Is marketing technology entering a post-platform era? - Chief Marketing Technologist | The MarTech Digest | Scoop.it
iPaaS (integration-platform-as-a-service) and similar kinds of integration services were built from the ground up to be hubs. You plug all your marketing applications (particularly SaaS products) into the iPaaS service — most of which have hundreds of application connectors ready for you to pick from a simple menu — and then it handles piping data between them via their APIs.

Most iPaaS solutions initially focused on making it easy to integrate all your different marketing cloud services. They were the Data Plumbing layer in the above diagram. Many then added Data Parsing/Routing Logic that gave their users — “citizen integrators” — the flexibility to create more intelligent, multi-step recipes for reacting to events from any one connected product and triggering actions in response through other connected products.

The reason I call iPaaS solutions “virtual platforms” is because as long as they focus only on the Data Integration layer, they don’t serve as a System of Record for the data that passes through them, and they don’t provide Marketing Execution or Marketing Intelligence.
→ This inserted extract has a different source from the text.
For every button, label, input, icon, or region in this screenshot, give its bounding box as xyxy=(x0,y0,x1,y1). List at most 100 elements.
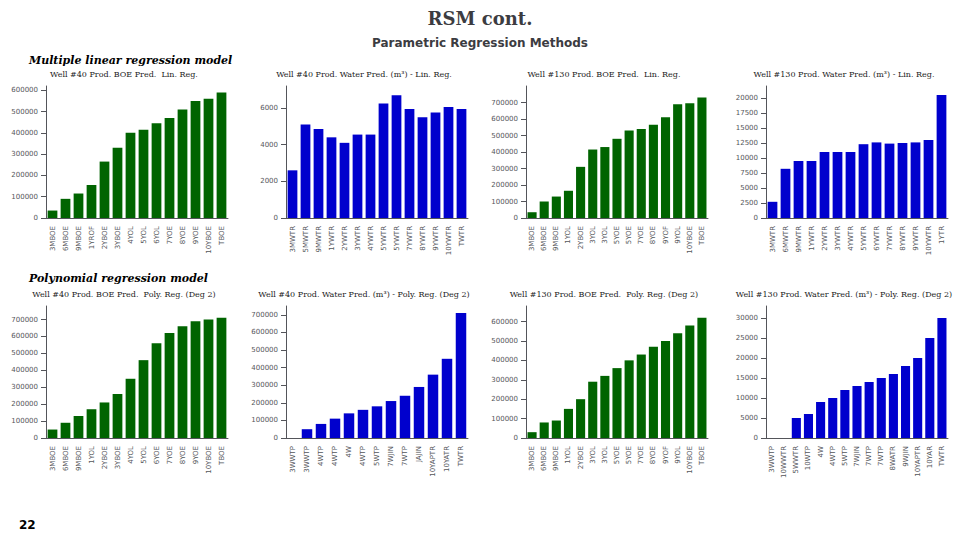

Indeed, this is exactly what customer data platforms (CDPs) have done. Many of them have an iPaaS-like background or capabilities, but they also serve as a System of Record, storing and even normalizing the data that passes through its engine. Several have now started to implement their own built-in Marketing Execution and Marketing Intelligence capabilities too — while still making it very easy for marketers to plug in alternate execution and intelligence services.